I couldn't say for sure whether the man you're talking about is really chained up in a bank," said Don Paolo. "Some people think he is. But it's not a question of just one man. But what you can be sure of as long as you keep your eyes open is that the whole country is the prisoner of the financiers."...
I'm also conviced that we'll have to prepare a second revolution," said Don Paolo. "We'll have to free our country from the bank's clutches. It'll be long, hard and tricky; but it's worth it."
Okay, written in either the 1930s or 1955. Italy. By Ignazio Silone in Bread and Wine
. By no means would I ever compare Obama to Il Duce
but when I read this passage, it did seem timely. "Plus ça change, plus c'est la même chose
." (The more things change, the more they stay the same.)
Bread and Wine is an anti-fascist and anti-Stalinist novel written by Ignazio Silone. It was finished while the author was in exile from Benito Mussolini's Italy. It was first published in 1936 in a German language edition in Switzerland as Brot und Wein, and in an English translation in London later the same year.
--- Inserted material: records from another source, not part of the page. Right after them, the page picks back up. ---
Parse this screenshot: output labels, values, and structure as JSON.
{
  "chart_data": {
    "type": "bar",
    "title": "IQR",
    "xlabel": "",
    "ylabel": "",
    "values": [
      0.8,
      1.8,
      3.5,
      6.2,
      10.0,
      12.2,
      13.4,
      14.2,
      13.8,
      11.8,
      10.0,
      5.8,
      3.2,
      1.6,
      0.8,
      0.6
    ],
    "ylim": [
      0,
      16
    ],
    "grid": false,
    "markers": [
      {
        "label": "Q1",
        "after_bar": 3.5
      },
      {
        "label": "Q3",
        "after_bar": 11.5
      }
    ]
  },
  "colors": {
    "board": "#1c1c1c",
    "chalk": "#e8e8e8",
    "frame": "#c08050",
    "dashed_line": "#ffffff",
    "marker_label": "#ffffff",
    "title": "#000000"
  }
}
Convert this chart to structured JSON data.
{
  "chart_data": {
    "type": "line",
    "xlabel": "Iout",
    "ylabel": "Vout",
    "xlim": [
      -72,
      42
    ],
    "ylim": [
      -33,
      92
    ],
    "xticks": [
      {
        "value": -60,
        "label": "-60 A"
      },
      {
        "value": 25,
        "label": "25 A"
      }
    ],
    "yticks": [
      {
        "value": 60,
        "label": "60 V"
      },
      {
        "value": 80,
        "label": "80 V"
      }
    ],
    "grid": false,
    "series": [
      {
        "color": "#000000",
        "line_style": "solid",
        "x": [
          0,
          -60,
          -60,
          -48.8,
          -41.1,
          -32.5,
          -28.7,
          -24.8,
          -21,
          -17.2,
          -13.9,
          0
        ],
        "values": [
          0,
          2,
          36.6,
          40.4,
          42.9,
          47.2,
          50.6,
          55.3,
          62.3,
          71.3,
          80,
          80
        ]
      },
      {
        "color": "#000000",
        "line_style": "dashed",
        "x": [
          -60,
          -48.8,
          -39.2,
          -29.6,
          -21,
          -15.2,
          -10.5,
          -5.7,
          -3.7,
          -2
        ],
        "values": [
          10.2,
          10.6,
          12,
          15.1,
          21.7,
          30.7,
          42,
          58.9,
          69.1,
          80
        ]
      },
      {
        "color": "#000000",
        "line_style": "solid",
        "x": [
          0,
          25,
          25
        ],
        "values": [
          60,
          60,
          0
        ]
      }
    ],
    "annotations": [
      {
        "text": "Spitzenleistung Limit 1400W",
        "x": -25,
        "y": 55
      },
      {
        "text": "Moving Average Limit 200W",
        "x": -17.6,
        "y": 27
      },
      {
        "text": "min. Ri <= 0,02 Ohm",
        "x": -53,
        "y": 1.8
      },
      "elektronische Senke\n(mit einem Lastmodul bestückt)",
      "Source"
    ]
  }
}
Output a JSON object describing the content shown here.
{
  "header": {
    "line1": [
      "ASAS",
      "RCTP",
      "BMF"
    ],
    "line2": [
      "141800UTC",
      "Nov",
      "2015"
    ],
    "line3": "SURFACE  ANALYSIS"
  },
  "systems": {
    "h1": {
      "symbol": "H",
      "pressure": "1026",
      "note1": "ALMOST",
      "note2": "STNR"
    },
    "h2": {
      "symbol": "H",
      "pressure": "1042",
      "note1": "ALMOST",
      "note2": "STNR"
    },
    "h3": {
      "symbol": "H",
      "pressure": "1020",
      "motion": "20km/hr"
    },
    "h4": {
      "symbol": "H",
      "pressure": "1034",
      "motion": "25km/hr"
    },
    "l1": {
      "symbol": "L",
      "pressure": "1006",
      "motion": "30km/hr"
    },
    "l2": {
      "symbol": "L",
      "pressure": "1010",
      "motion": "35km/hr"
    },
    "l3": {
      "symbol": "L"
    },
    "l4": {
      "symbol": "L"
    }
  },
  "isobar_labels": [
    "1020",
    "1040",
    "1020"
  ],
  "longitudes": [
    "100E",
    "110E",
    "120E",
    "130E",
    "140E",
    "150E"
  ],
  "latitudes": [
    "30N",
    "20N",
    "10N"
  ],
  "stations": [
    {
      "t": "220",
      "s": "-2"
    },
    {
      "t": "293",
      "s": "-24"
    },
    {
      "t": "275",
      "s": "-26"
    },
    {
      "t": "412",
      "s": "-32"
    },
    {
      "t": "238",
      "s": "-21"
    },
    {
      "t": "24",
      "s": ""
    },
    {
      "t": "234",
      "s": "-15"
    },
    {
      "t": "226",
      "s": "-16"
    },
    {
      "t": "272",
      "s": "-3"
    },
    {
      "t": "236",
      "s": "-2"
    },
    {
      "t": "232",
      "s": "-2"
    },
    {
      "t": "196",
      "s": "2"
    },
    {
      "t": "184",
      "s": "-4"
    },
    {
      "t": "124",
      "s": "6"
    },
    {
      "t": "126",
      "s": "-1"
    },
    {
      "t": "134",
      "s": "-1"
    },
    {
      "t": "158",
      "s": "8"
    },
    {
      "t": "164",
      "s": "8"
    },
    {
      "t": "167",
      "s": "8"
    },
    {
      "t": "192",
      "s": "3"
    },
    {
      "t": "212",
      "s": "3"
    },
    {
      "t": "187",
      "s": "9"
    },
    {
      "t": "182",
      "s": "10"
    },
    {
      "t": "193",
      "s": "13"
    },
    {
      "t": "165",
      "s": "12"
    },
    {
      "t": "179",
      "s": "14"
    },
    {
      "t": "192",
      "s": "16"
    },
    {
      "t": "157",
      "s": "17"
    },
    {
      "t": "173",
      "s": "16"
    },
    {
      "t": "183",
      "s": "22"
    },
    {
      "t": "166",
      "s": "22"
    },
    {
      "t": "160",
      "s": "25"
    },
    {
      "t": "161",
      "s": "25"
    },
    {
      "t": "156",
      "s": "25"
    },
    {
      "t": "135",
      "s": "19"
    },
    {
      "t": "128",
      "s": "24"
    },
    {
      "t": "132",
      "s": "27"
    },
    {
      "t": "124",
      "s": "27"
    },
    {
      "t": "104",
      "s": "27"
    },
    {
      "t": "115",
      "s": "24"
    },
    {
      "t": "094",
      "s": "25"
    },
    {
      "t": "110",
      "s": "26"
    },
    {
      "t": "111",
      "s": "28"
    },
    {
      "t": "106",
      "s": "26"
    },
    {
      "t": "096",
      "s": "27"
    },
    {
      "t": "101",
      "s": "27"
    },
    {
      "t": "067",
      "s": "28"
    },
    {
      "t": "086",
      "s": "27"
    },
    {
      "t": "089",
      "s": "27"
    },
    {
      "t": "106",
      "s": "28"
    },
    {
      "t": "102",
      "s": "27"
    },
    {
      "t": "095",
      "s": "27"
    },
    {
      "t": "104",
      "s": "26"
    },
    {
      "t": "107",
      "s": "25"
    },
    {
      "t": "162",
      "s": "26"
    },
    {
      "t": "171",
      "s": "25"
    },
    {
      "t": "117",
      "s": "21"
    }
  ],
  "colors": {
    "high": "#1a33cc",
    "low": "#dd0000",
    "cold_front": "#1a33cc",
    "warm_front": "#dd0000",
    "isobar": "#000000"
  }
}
An Italian version, Pane e vino, did not appear until 1937.
After the war, Silone completely revised the text, publishing a significantly different version in Italy (in 1955), reversing the title: Vino e pane (‘Wine and Bread’). This is also available in English translation.
As someone who rarely goes back to reread books from an earlier time, I'm reading this book because at a memorial service for my husband's cousin Ted (English professor and book owner), there was a table of Ted's books with a request that we each take some. It's a lovely idea! Ted marked up this book in different colors and with different codes and it's driving me a little crazy because I have no idea what he understood and thought. I just know he read a lot more deeply than I do. Thanks, Ted. We miss you.